With 700ha (1730 acres) of lettuce, 200ha (490 acres) of celery and 300ha (740 acres) of potatoes and onions requiring water, irrigation is used to ensure crop establishment, maximise yields and guarantee quality.

"Continuity of supply is so important to our customers and irrigation has a key role in helping to achieve this," he explains.

"At the same time water has been getting more expensive to apply, both in terms of labour and machinery and a move towards more winter stored water. So we needed to be scientific about it."

Boom irrigators were purchased for their ability to reduce water use through accurate application and irrigation scheduling services from three companies were also employed.

"Were on a range of soil types and our aim is to produce a blueprint for water use for each crop and soil type," says Mr Wilkinson. "And as we use below ground irrigation on the peat soils, its success depends on good management."

Ipswich-based Fullpoint Probe Services began working with Mr Wilkinson three years ago. Soil moisture testing is carried out using both hired and serviced neutron probes and farm-owned theta probes, which are situated in the various crops around the farm.

Fieldsman James West visits twice a week to take measurements of the soil moisture capacity. Those are combined with weather and irrigation data to generate a schedule of irrigation requirements for the next seven days.
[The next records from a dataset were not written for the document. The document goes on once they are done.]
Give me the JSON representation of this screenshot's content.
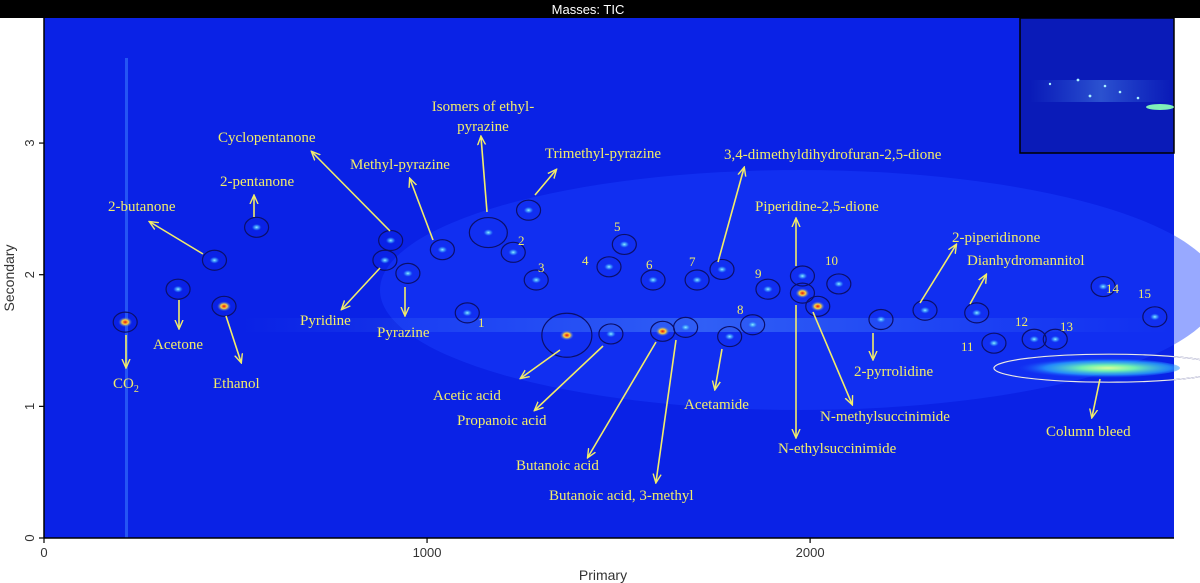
{
  "chart_data": {
    "type": "heatmap",
    "title": "Masses: TIC",
    "xlabel": "Primary",
    "ylabel": "Secondary",
    "xlim": [
      0,
      2950
    ],
    "ylim": [
      0,
      3.95
    ],
    "x_ticks": [
      0,
      1000,
      2000
    ],
    "y_ticks": [
      0,
      1,
      2,
      3
    ],
    "colors": {
      "background": "#0a22e6",
      "label": "#f2ec6a",
      "hot": "#e01010",
      "bleed": "#7cf0a0"
    },
    "compounds": [
      {
        "label": "CO",
        "label_sub": "2",
        "x": 212,
        "y": 1.64
      },
      {
        "label": "Acetone",
        "x": 350,
        "y": 1.89
      },
      {
        "label": "2-butanone",
        "x": 445,
        "y": 2.11
      },
      {
        "label": "Ethanol",
        "x": 470,
        "y": 1.76
      },
      {
        "label": "2-pentanone",
        "x": 555,
        "y": 2.36
      },
      {
        "label": "Cyclopentanone",
        "x": 905,
        "y": 2.26
      },
      {
        "label": "Pyridine",
        "x": 890,
        "y": 2.11
      },
      {
        "label": "Pyrazine",
        "x": 950,
        "y": 2.01
      },
      {
        "label": "Methyl-pyrazine",
        "x": 1040,
        "y": 2.19
      },
      {
        "label": "Isomers of ethyl-pyrazine",
        "x": 1160,
        "y": 2.32
      },
      {
        "label": "Trimethyl-pyrazine",
        "x": 1265,
        "y": 2.49
      },
      {
        "label": "Acetic acid",
        "x": 1365,
        "y": 1.54
      },
      {
        "label": "Propanoic acid",
        "x": 1480,
        "y": 1.55
      },
      {
        "label": "Butanoic acid",
        "x": 1615,
        "y": 1.57
      },
      {
        "label": "Butanoic acid, 3-methyl",
        "x": 1675,
        "y": 1.6
      },
      {
        "label": "Acetamide",
        "x": 1790,
        "y": 1.53
      },
      {
        "label": "3,4-dimethyldihydrofuran-2,5-dione",
        "x": 1770,
        "y": 2.04
      },
      {
        "label": "Piperidine-2,5-dione",
        "x": 1980,
        "y": 1.99
      },
      {
        "label": "N-ethylsuccinimide",
        "x": 1980,
        "y": 1.86
      },
      {
        "label": "N-methylsuccinimide",
        "x": 2020,
        "y": 1.76
      },
      {
        "label": "2-pyrrolidine",
        "x": 2185,
        "y": 1.66
      },
      {
        "label": "2-piperidinone",
        "x": 2300,
        "y": 1.73
      },
      {
        "label": "Dianhydromannitol",
        "x": 2435,
        "y": 1.71
      },
      {
        "label": "Column bleed",
        "x": 2780,
        "y": 1.29
      }
    ],
    "numbered_peaks": [
      {
        "label": "1",
        "x": 1105,
        "y": 1.71
      },
      {
        "label": "2",
        "x": 1225,
        "y": 2.17
      },
      {
        "label": "3",
        "x": 1285,
        "y": 1.96
      },
      {
        "label": "4",
        "x": 1475,
        "y": 2.06
      },
      {
        "label": "5",
        "x": 1515,
        "y": 2.23
      },
      {
        "label": "6",
        "x": 1590,
        "y": 1.96
      },
      {
        "label": "7",
        "x": 1705,
        "y": 1.96
      },
      {
        "label": "8",
        "x": 1850,
        "y": 1.62
      },
      {
        "label": "9",
        "x": 1890,
        "y": 1.89
      },
      {
        "label": "10",
        "x": 2075,
        "y": 1.93
      },
      {
        "label": "11",
        "x": 2480,
        "y": 1.48
      },
      {
        "label": "12",
        "x": 2585,
        "y": 1.51
      },
      {
        "label": "13",
        "x": 2640,
        "y": 1.51
      },
      {
        "label": "14",
        "x": 2765,
        "y": 1.91
      },
      {
        "label": "15",
        "x": 2900,
        "y": 1.68
      }
    ]
  }
}
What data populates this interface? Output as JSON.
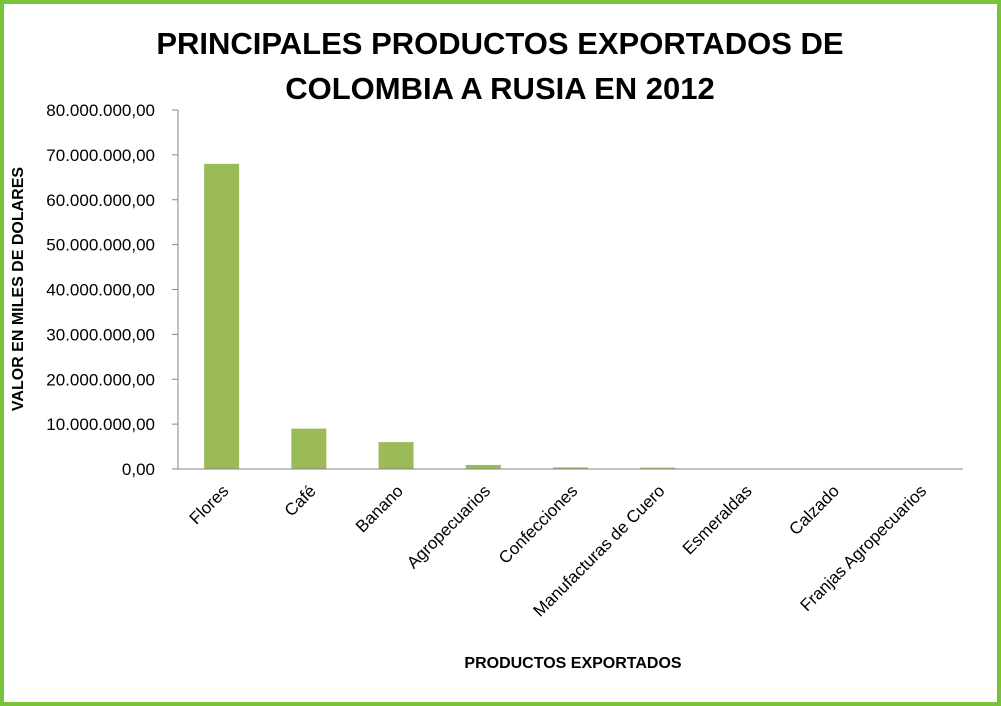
{
  "chart_data": {
    "type": "bar",
    "title_lines": [
      "PRINCIPALES PRODUCTOS EXPORTADOS DE",
      "COLOMBIA A RUSIA EN 2012"
    ],
    "xlabel": "PRODUCTOS EXPORTADOS",
    "ylabel": "VALOR EN MILES DE DOLARES",
    "ylim": [
      0,
      80000000
    ],
    "yticks": [
      0,
      10000000,
      20000000,
      30000000,
      40000000,
      50000000,
      60000000,
      70000000,
      80000000
    ],
    "ytick_labels": [
      "0,00",
      "10.000.000,00",
      "20.000.000,00",
      "30.000.000,00",
      "40.000.000,00",
      "50.000.000,00",
      "60.000.000,00",
      "70.000.000,00",
      "80.000.000,00"
    ],
    "categories": [
      "Flores",
      "Café",
      "Banano",
      "Agropecuarios",
      "Confecciones",
      "Manufacturas de Cuero",
      "Esmeraldas",
      "Calzado",
      "Franjas Agropecuarios"
    ],
    "values": [
      68000000,
      9000000,
      6000000,
      900000,
      350000,
      300000,
      50000,
      20000,
      10000
    ],
    "bar_color": "#9bbb59",
    "border_color": "#79c339",
    "grid": false,
    "legend": "none"
  }
}
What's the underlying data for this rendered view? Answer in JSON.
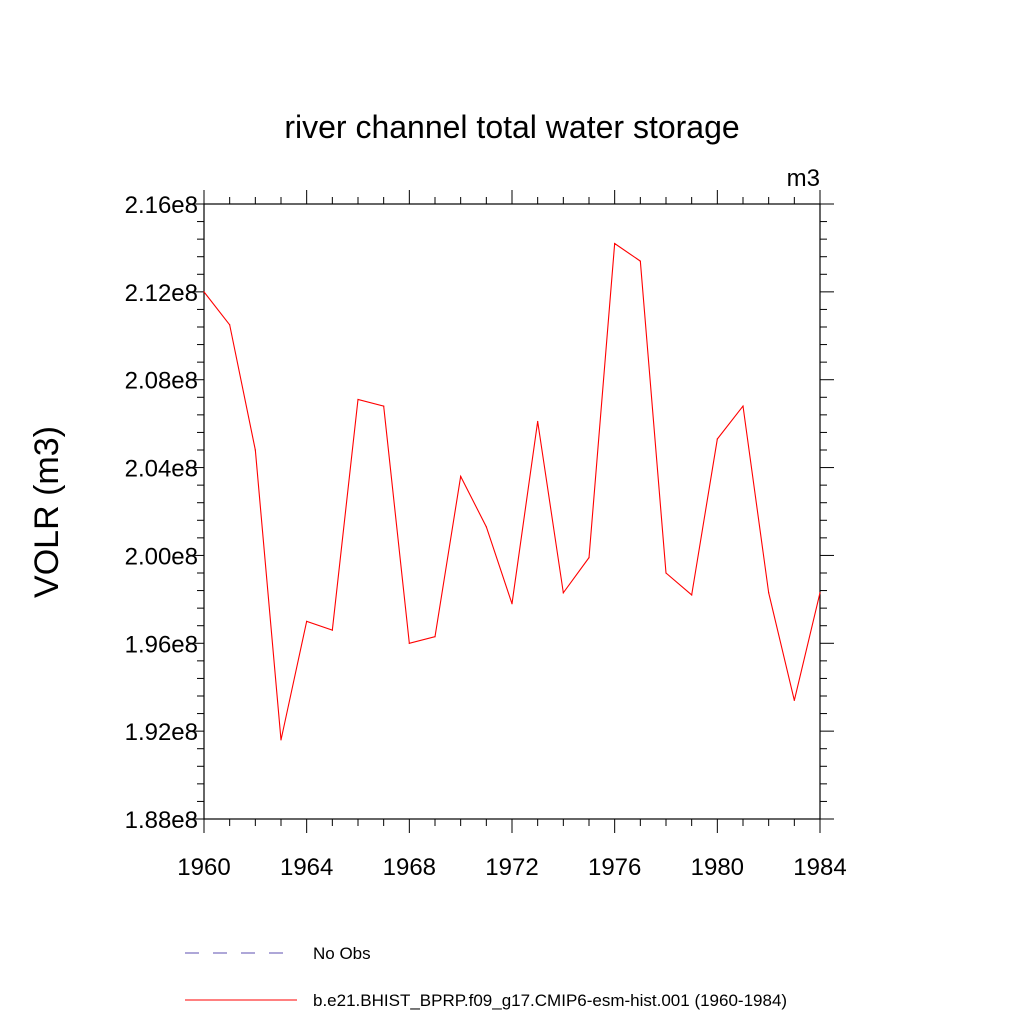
{
  "chart_data": {
    "type": "line",
    "title": "river channel total water storage",
    "units_label": "m3",
    "ylabel": "VOLR  (m3)",
    "xlabel": "",
    "xlim": [
      1960,
      1984
    ],
    "ylim": [
      188000000,
      216000000
    ],
    "x_ticks": [
      1960,
      1964,
      1968,
      1972,
      1976,
      1980,
      1984
    ],
    "x_tick_labels": [
      "1960",
      "1964",
      "1968",
      "1972",
      "1976",
      "1980",
      "1984"
    ],
    "y_ticks": [
      188000000,
      192000000,
      196000000,
      200000000,
      204000000,
      208000000,
      212000000,
      216000000
    ],
    "y_tick_labels": [
      "1.88e8",
      "1.92e8",
      "1.96e8",
      "2.00e8",
      "2.04e8",
      "2.08e8",
      "2.12e8",
      "2.16e8"
    ],
    "grid": false,
    "legend_position": "bottom",
    "series": [
      {
        "name": "No Obs",
        "color": "#5c4fb0",
        "dash": "dashed",
        "x": [],
        "values": []
      },
      {
        "name": "b.e21.BHIST_BPRP.f09_g17.CMIP6-esm-hist.001 (1960-1984)",
        "color": "#ff0000",
        "dash": "solid",
        "x": [
          1960,
          1961,
          1962,
          1963,
          1964,
          1965,
          1966,
          1967,
          1968,
          1969,
          1970,
          1971,
          1972,
          1973,
          1974,
          1975,
          1976,
          1977,
          1978,
          1979,
          1980,
          1981,
          1982,
          1983,
          1984
        ],
        "values": [
          212000000,
          210500000,
          204800000,
          191600000,
          197000000,
          196600000,
          207100000,
          206800000,
          196000000,
          196300000,
          203600000,
          201300000,
          197800000,
          206100000,
          198300000,
          199900000,
          214200000,
          213400000,
          199200000,
          198200000,
          205300000,
          206800000,
          198300000,
          193400000,
          198300000
        ]
      }
    ]
  }
}
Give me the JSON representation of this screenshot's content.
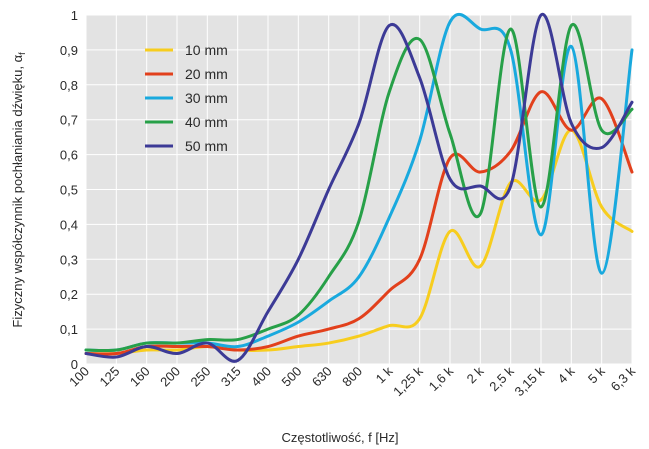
{
  "chart_data": {
    "type": "line",
    "xlabel": "Częstotliwość, f [Hz]",
    "ylabel": "Fizyczny współczynnik pochłaniania dźwięku, α",
    "ylabel_subscript": "f",
    "x_scale": "log (1/3 octave)",
    "categories": [
      "100",
      "125",
      "160",
      "200",
      "250",
      "315",
      "400",
      "500",
      "630",
      "800",
      "1 k",
      "1,25 k",
      "1,6 k",
      "2 k",
      "2,5 k",
      "3,15 k",
      "4 k",
      "5 k",
      "6,3 k"
    ],
    "ylim": [
      0,
      1
    ],
    "yticks": [
      "0",
      "0,1",
      "0,2",
      "0,3",
      "0,4",
      "0,5",
      "0,6",
      "0,7",
      "0,8",
      "0,9",
      "1"
    ],
    "grid": true,
    "legend_position": "top-left",
    "series": [
      {
        "name": "10 mm",
        "color": "#f7cd1e",
        "values": [
          0.03,
          0.03,
          0.04,
          0.04,
          0.05,
          0.04,
          0.04,
          0.05,
          0.06,
          0.08,
          0.11,
          0.13,
          0.38,
          0.28,
          0.52,
          0.47,
          0.67,
          0.45,
          0.38
        ]
      },
      {
        "name": "20 mm",
        "color": "#e2401c",
        "values": [
          0.03,
          0.03,
          0.05,
          0.05,
          0.05,
          0.04,
          0.05,
          0.08,
          0.1,
          0.13,
          0.21,
          0.3,
          0.59,
          0.55,
          0.61,
          0.78,
          0.67,
          0.76,
          0.55
        ]
      },
      {
        "name": "30 mm",
        "color": "#19a9de",
        "values": [
          0.04,
          0.04,
          0.06,
          0.06,
          0.06,
          0.05,
          0.08,
          0.12,
          0.18,
          0.25,
          0.42,
          0.64,
          0.98,
          0.96,
          0.9,
          0.37,
          0.91,
          0.26,
          0.9
        ]
      },
      {
        "name": "40 mm",
        "color": "#27a048",
        "values": [
          0.04,
          0.04,
          0.06,
          0.06,
          0.07,
          0.07,
          0.1,
          0.14,
          0.25,
          0.41,
          0.78,
          0.93,
          0.66,
          0.43,
          0.96,
          0.45,
          0.97,
          0.67,
          0.73
        ]
      },
      {
        "name": "50 mm",
        "color": "#3c3a96",
        "values": [
          0.03,
          0.02,
          0.05,
          0.03,
          0.06,
          0.01,
          0.15,
          0.3,
          0.5,
          0.69,
          0.97,
          0.82,
          0.53,
          0.51,
          0.51,
          1.0,
          0.69,
          0.62,
          0.75
        ]
      }
    ]
  }
}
The company also carries out soil analysis where required, checking soil structure is not a limiting factor.

"Our information tells the grower when to start irrigating and how much water to apply," points out Mr West. "Some people also use it to prioritise their water applications.

"There is still a tendency to over-water on many farms, so scheduling helps growers make better use of a limited resource," he adds.

Scheduling is charged for according to site and how much of the equipment is hired by the grower. Mr Wilkinson calculates that he pays around £120 for each lettuce crop and £250-280 for a potato crop.

"When you consider that the cost of applying 25mm of water is £70-75/ha, you only have to save one application for the service to pay for itself.

"But our objective was to make better use of water. That doesnt always mean we save applications."

Mr Wilkinson also points out that buying the equipment costs more. "A theta probe costs around £1500 to buy outright and requires us to take the readings ourselves. But Fullpoint helps with the analysis."

For the records

AS Hainey Farm is a LEAF audited farm, a member of the Assured Produce scheme and a Tesco Natures Choice (Gold Standard) farm, the business has been working with Fullpoint Probe Services on the irrigation recording requirements of the various schemes.

"Next year growers will have to document both rainfall and irrigation applications on a daily basis," reveals Mr West. "As rain gauges are installed next to the neutron probes on this farm, all the information is already being kept, so meeting the requirements wont require any additional effort or expense.

"As far as the schemes are concerned, each holding will have to produce a blueprint for growing a crop, part of which will be water use," he explains.